MiniMax M2 is an open-weight MoE model from MiniMax with 230B total parameters and 10B active per forward pass, built for coding and agentic tasks. It supports a context window of 205K tokens and a max output of 205K tokens per request.

ReasoningTool UseImplicit Caching
index.ts
import { streamText } from 'ai'
const result = streamText({
model: 'minimax/minimax-m2',
prompt: 'Why is the sky blue?'
})

Frequently Asked Questions

  • What makes MiniMax M2 different from a standard chat model?

    MiniMax M2 targets agentic workflows. It's trained for multi-step task sequences, tool calls, and autonomous decision-making rather than single-turn conversation.

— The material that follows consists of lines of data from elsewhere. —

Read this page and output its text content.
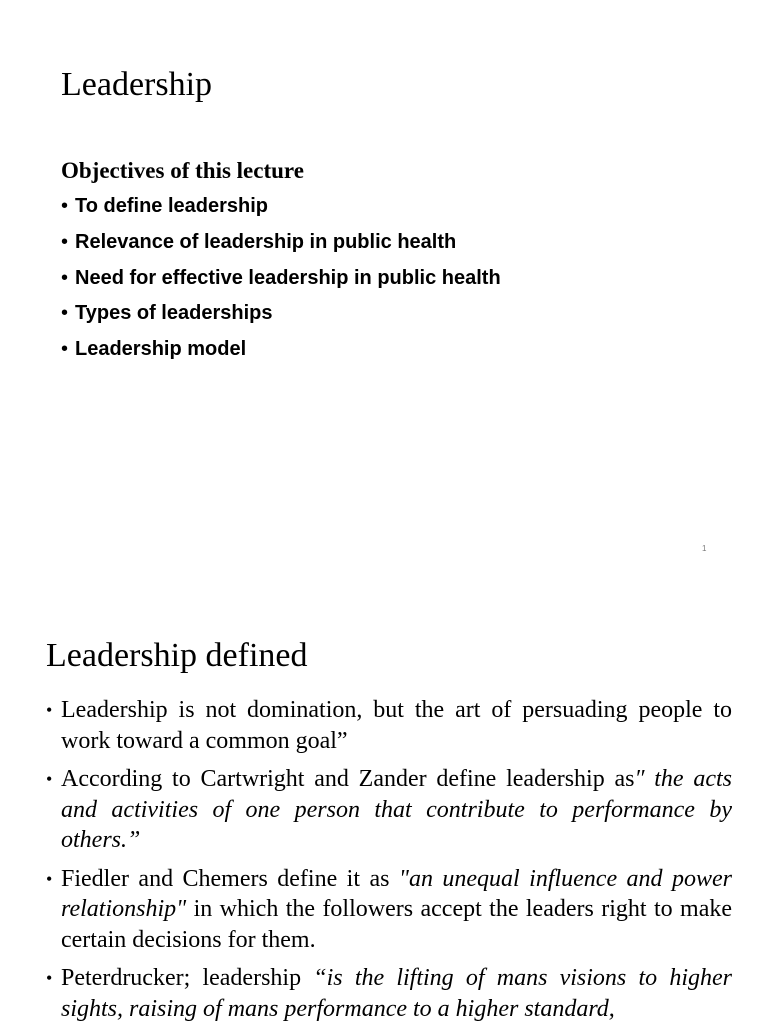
Leadership
Objectives of this lecture
• To define leadership
• Relevance of leadership in public health
• Need for effective leadership in public health
• Types of leaderships
• Leadership model
1
Leadership defined
• Leadership is not domination, but the art of persuading people to work toward a common goal”
• According to Cartwright and Zander define leadership as″ the acts and activities of one person that contribute to performance by others.”
• Fiedler and Chemers define it as "an unequal influence and power relationship" in which the followers accept the leaders right to make certain decisions for them.
• Peterdrucker; leadership “is the lifting of mans visions to higher sights, raising of mans performance to a higher standard,
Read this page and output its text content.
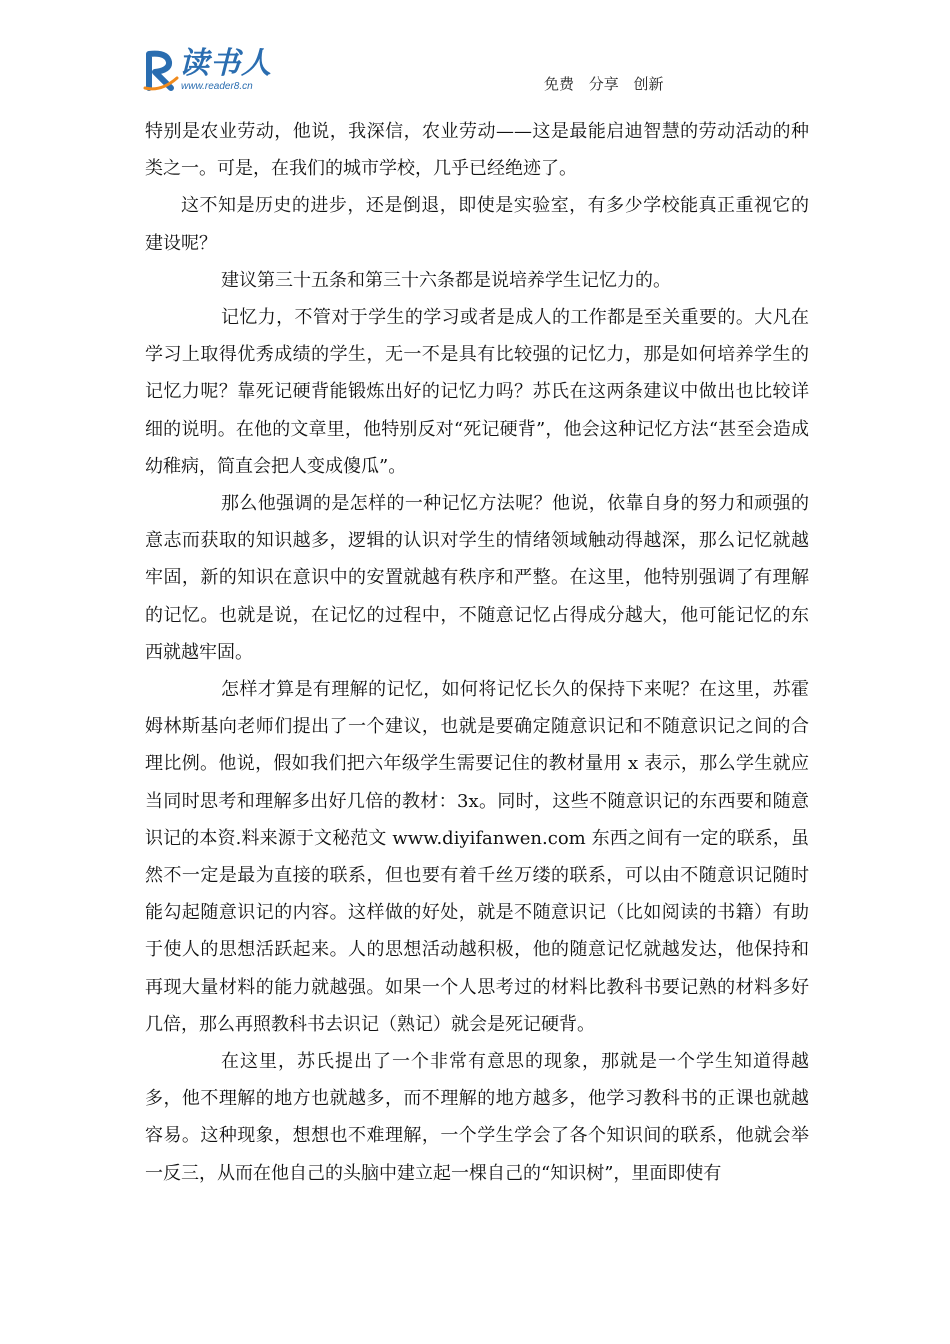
读书人
www.reader8.cn	免费 分享 创新

特别是农业劳动，他说，我深信，农业劳动——这是最能启迪智慧的劳动活动的种类之一。可是，在我们的城市学校，几乎已经绝迹了。

这不知是历史的进步，还是倒退，即使是实验室，有多少学校能真正重视它的建设呢？

建议第三十五条和第三十六条都是说培养学生记忆力的。

记忆力，不管对于学生的学习或者是成人的工作都是至关重要的。大凡在学习上取得优秀成绩的学生，无一不是具有比较强的记忆力，那是如何培养学生的记忆力呢？靠死记硬背能锻炼出好的记忆力吗？苏氏在这两条建议中做出也比较详细的说明。在他的文章里，他特别反对“死记硬背”，他会这种记忆方法“甚至会造成幼稚病，简直会把人变成傻瓜”。

那么他强调的是怎样的一种记忆方法呢？他说，依靠自身的努力和顽强的意志而获取的知识越多，逻辑的认识对学生的情绪领域触动得越深，那么记忆就越牢固，新的知识在意识中的安置就越有秩序和严整。在这里，他特别强调了有理解的记忆。也就是说，在记忆的过程中，不随意记忆占得成分越大，他可能记忆的东西就越牢固。

怎样才算是有理解的记忆，如何将记忆长久的保持下来呢？在这里，苏霍姆林斯基向老师们提出了一个建议，也就是要确定随意识记和不随意识记之间的合理比例。他说，假如我们把六年级学生需要记住的教材量用 x 表示，那么学生就应当同时思考和理解多出好几倍的教材：3x。同时，这些不随意识记的东西要和随意识记的本资.料来源于文秘范文 www.diyifanwen.com 东西之间有一定的联系，虽然不一定是最为直接的联系，但也要有着千丝万缕的联系，可以由不随意识记随时能勾起随意识记的内容。这样做的好处，就是不随意识记（比如阅读的书籍）有助于使人的思想活跃起来。人的思想活动越积极，他的随意记忆就越发达，他保持和再现大量材料的能力就越强。如果一个人思考过的材料比教科书要记熟的材料多好几倍，那么再照教科书去识记（熟记）就会是死记硬背。

在这里，苏氏提出了一个非常有意思的现象，那就是一个学生知道得越多，他不理解的地方也就越多，而不理解的地方越多，他学习教科书的正课也就越容易。这种现象，想想也不难理解，一个学生学会了各个知识间的联系，他就会举一反三，从而在他自己的头脑中建立起一棵自己的“知识树”，里面即使有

  • How does the MoE active-parameter design affect performance?

    Only 10B of the 230B total parameters activate per forward pass. That keeps inference cost proportional to the active subset while the full parameter space retains broad capability. See https://www.minimax.io/news/minimax-m2 for architecture details.

  • Do I need a MiniMax account to use MiniMax M2 on AI Gateway?

    No. You only need an AI Gateway API key. AI Gateway handles provider authentication for you.

  • Can I use MiniMax M2 as a fallback model in a multi-provider setup?

    Yes. AI Gateway supports configurable failover. You can route to MiniMax M2 as a primary or fallback option alongside other models.

  • How does MiniMax M2 compare to later models in the MiniMax series?

    Later releases (M2.1, M2.5, M2.7) improved coding quality, instruction following, and task throughput. MiniMax M2 remains an option for cost-conscious agentic tasks.

  • What observability features does AI Gateway provide for MiniMax M2?

    You can track token usage, latency, cost, and request outcomes in your project dashboard. No extra instrumentation is required in your application code.

  • What is the context window for MiniMax M2?

    MiniMax M2 supports a context window of 205K tokens and a max output of 205K tokens per request.